Floods, Cholera and Typhoid: What Communities Need to Know
Ghana has experienced its heaviest monthly rainfall since 1995, triggering severe flooding across Accra and surrounding communities. Beyond the immediate destruction, health authorities are warning of a second wave of danger: possible outbreaks of cholera and typhoid fever in the weeks ahead.
What Are Cholera and Typhoid?
Cholera and typhoid are both bacterial infections spread through contaminated water and food. Neither spreads through casual person-to-person contact. The risk arises when drinking water, food, or surfaces are exposed to floodwater contaminated with sewage, refuse, and human waste.
Cholera, caused by the bacterium Vibrio cholerae, strikes suddenly and severely. It causes acute watery diarrhoea and vomiting, and without prompt treatment can lead to fatal dehydration within hours.
Typhoid, caused by Salmonella Typhi, develops more gradually over one to three weeks. It presents with prolonged high fever, weakness, headache, and abdominal pain. While slower in onset, it can be equally dangerous if not treated early.
Why Flooding Raises the Risk
Flooding creates ideal conditions for both diseases:
Broken pipes and contaminated open wells
Sachet water and street food exposed during storage or transport
Vegetables grown near flooded areas carrying contamination to consumers
Displacement and overcrowding in shelters increasing transmission risk
Stagnant water increasing mosquito breeding and malaria risk
How These Infections Are Diagnosed
Diagnosis often begins with clinical assessment, as treatment cannot always wait for laboratory confirmation.
For cholera, sudden watery diarrhoea—sometimes described as “rice water” stool—alongside vomiting during a known outbreak is usually enough to begin treatment immediately. Stool samples may later confirm the diagnosis through rapid testing or culture. Clinicians primarily assess dehydration by checking skin turgor, eyes, pulse, and blood pressure to guide urgent care.
Typhoid is suspected when a patient develops persistent fever over several days, often with headache, abdominal pain, and sometimes a relatively slow pulse.
Blood culture remains the most reliable test, particularly in the first week of illness. However, in Ghana, the Widal test is commonly used as a quicker alternative. It detects antibody responses and can return results within hours, making it useful in primary and district-level care.
However, the Widal test has important limitations. It can produce false positives due to malaria, other Salmonella infections, past exposure, or prior vaccination. It may also miss early infections before antibodies rise. For this reason, a single result is not considered definitive and should be interpreted alongside clinical signs. Where possible, a repeat test after about a week may help confirm rising antibody levels, though blood culture remains the gold standard.
Warning Signs That Require Urgent Care
Seek immediate medical attention if any of the following occur:
Profuse watery diarrhoea
Persistent vomiting
Sunken eyes or extreme thirst
Little or no urination
These may indicate cholera and require emergency rehydration treatment.
For typhoid, warning signs include:
Persistent or worsening fever
Severe headache
Abdominal pain
Skin rash in some cases
Both conditions are treatable with timely care—oral or IV rehydration for cholera, and antibiotics for both cholera and typhoid. Delays in treatment significantly increase risk.

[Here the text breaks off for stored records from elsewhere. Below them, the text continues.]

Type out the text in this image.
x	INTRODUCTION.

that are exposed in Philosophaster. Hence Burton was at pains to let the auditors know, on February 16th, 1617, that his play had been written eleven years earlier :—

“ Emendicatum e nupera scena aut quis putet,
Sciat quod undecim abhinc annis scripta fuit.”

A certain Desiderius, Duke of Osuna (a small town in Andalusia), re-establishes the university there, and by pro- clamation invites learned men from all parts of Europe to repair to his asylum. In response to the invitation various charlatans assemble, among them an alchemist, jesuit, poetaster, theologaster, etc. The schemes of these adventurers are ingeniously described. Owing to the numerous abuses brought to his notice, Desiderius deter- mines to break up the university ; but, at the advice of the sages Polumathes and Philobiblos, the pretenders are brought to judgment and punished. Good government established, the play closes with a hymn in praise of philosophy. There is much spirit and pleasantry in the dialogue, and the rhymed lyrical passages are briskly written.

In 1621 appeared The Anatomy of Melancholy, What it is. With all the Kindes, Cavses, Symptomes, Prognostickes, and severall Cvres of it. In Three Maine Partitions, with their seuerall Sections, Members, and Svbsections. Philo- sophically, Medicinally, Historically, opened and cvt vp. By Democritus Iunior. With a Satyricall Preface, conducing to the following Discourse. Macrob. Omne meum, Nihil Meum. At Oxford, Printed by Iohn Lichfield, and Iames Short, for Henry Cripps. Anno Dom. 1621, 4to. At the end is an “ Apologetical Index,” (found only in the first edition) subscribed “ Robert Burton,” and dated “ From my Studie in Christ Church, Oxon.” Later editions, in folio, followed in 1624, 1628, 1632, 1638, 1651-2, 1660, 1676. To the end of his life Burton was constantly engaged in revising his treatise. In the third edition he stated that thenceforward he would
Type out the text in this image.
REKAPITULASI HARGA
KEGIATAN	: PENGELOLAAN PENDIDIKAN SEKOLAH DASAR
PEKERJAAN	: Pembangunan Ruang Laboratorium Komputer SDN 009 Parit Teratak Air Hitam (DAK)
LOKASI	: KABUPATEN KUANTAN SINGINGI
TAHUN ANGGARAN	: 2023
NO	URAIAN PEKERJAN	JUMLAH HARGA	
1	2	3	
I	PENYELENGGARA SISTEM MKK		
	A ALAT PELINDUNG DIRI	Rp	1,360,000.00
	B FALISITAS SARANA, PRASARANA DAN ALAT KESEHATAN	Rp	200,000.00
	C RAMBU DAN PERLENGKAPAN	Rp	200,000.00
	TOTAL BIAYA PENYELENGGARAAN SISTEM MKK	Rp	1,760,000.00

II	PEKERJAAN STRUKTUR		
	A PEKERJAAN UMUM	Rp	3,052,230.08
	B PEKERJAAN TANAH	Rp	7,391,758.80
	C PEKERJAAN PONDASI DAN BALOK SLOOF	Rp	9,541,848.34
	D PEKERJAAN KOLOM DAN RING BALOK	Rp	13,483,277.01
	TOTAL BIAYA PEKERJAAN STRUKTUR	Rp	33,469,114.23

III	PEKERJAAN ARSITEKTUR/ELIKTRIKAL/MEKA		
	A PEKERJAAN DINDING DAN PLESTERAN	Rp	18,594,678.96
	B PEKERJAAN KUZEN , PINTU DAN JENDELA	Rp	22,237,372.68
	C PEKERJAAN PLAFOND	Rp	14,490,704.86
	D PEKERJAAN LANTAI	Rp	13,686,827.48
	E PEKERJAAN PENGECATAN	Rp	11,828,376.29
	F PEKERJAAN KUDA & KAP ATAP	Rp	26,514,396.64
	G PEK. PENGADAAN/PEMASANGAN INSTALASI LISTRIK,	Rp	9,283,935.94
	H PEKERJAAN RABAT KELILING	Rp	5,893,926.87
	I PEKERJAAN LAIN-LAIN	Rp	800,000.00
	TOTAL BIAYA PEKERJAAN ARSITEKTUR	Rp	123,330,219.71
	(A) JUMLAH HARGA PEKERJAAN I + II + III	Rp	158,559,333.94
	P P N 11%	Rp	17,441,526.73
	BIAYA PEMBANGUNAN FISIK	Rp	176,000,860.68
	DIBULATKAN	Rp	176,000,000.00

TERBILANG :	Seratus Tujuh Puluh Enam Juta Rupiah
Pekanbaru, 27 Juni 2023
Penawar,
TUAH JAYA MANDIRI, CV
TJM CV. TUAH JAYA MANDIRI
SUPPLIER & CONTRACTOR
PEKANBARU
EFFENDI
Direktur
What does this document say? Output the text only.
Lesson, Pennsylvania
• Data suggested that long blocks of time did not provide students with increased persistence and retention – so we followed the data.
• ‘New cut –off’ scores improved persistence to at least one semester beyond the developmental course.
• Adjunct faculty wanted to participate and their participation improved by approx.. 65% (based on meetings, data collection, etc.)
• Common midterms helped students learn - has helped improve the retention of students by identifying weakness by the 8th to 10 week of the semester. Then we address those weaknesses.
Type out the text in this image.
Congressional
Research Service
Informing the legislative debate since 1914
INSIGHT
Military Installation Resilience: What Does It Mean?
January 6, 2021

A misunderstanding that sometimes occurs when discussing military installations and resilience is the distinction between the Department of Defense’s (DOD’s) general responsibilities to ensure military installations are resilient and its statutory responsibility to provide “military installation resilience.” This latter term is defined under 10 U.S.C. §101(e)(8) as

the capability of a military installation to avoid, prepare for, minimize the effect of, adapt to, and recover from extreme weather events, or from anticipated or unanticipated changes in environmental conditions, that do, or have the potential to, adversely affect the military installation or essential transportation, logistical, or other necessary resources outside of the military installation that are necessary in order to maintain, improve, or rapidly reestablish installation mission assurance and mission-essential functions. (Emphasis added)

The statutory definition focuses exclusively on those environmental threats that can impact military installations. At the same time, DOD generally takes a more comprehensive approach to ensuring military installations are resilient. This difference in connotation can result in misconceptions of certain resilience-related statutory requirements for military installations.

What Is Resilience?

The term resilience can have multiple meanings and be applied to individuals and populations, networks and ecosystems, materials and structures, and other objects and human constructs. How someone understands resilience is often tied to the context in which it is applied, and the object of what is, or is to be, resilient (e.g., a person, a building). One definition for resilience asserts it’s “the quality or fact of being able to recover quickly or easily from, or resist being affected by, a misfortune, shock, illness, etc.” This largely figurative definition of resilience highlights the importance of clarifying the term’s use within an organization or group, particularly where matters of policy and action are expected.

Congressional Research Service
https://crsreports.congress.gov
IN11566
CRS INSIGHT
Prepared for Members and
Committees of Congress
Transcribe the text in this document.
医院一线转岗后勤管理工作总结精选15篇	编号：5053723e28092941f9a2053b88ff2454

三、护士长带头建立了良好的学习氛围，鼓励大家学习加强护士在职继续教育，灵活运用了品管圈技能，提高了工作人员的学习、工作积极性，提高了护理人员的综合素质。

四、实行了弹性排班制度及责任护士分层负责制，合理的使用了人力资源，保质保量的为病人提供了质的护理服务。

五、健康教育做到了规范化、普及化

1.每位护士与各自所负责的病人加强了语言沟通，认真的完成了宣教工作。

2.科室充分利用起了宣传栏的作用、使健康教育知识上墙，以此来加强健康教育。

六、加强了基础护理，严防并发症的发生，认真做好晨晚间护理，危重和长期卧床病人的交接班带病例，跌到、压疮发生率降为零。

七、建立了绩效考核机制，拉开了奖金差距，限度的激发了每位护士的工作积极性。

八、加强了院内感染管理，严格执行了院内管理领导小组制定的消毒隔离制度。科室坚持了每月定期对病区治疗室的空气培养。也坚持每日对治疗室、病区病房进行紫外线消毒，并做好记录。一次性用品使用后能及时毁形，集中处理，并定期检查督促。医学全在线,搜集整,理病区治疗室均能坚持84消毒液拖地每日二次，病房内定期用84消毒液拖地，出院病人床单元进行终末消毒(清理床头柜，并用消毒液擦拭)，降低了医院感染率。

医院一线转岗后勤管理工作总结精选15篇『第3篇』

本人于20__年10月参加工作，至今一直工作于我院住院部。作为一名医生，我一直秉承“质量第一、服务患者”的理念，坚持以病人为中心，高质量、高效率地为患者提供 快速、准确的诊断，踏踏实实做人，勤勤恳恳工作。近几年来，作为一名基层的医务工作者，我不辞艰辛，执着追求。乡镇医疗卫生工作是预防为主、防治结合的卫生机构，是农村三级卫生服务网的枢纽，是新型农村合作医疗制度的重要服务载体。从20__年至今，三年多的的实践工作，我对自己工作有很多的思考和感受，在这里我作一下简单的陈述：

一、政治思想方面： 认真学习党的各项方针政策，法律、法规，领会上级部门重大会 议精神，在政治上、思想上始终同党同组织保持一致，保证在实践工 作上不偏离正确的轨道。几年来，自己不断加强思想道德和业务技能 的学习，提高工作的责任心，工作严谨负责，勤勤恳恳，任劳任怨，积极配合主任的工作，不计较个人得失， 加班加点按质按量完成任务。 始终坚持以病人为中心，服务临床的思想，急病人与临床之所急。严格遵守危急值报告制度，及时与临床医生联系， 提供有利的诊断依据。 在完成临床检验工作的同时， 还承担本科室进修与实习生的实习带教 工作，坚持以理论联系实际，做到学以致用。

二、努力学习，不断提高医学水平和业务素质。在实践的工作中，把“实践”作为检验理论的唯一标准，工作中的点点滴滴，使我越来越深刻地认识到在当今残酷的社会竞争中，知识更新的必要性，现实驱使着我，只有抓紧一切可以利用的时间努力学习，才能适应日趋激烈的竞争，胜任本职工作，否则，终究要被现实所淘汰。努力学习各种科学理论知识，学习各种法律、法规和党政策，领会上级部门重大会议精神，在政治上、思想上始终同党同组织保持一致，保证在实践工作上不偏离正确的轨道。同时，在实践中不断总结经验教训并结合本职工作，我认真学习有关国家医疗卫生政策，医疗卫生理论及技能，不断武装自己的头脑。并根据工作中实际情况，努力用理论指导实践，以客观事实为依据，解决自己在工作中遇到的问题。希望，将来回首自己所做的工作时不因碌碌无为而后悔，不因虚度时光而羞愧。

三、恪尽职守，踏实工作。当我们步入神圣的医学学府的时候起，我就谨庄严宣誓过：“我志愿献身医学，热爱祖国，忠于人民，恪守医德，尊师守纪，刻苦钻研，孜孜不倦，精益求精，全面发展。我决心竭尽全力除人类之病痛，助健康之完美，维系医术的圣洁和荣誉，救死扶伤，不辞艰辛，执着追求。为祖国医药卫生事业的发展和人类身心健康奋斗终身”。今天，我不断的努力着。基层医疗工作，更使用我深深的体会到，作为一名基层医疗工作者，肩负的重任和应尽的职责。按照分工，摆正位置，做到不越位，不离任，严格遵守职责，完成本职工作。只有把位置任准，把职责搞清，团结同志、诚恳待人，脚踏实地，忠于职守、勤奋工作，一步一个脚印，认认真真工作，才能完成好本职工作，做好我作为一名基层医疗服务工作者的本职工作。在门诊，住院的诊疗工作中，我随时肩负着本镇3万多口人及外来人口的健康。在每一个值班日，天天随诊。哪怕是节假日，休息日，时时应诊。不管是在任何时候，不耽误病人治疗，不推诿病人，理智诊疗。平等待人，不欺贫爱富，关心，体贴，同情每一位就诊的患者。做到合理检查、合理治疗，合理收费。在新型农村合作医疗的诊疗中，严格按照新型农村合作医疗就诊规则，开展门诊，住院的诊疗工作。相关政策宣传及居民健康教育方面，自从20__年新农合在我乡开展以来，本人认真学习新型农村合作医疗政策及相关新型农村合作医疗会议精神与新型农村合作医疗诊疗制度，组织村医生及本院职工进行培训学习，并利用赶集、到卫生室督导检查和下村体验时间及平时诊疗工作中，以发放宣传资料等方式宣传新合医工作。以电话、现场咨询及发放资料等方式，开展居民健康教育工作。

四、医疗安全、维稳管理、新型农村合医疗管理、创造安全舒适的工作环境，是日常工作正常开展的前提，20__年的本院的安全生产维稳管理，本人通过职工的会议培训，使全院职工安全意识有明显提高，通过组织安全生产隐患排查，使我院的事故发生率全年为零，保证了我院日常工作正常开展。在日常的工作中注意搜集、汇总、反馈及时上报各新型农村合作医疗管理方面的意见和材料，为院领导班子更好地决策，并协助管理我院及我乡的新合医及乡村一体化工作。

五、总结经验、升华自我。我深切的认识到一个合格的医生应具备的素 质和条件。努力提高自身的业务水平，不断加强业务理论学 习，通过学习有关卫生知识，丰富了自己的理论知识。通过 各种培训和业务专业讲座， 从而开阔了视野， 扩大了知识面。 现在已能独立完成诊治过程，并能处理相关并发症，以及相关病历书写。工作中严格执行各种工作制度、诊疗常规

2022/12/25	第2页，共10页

Protecting Households During and After Flooding
Prevention remains the most effective defence, especially in the days following floods:
Boil drinking water or use safe bottled/sachet water
Eat only freshly cooked, hot food
Avoid raw vegetables unless their safety is certain
Wash hands thoroughly with soap and clean running water
Avoid wading through floodwater where possible
Dispose of waste properly and keep it away from water sources
Clear stagnant water and blocked drains around homes
The Ghana Health Service has reinforced these measures in recent public advisories, urging residents to maintain strict hygiene practices and seek medical care promptly rather than waiting for symptoms to resolve.
Floodwaters may recede quickly, but the health risks they leave behind can persist for weeks if preventive measures are not strictly observed.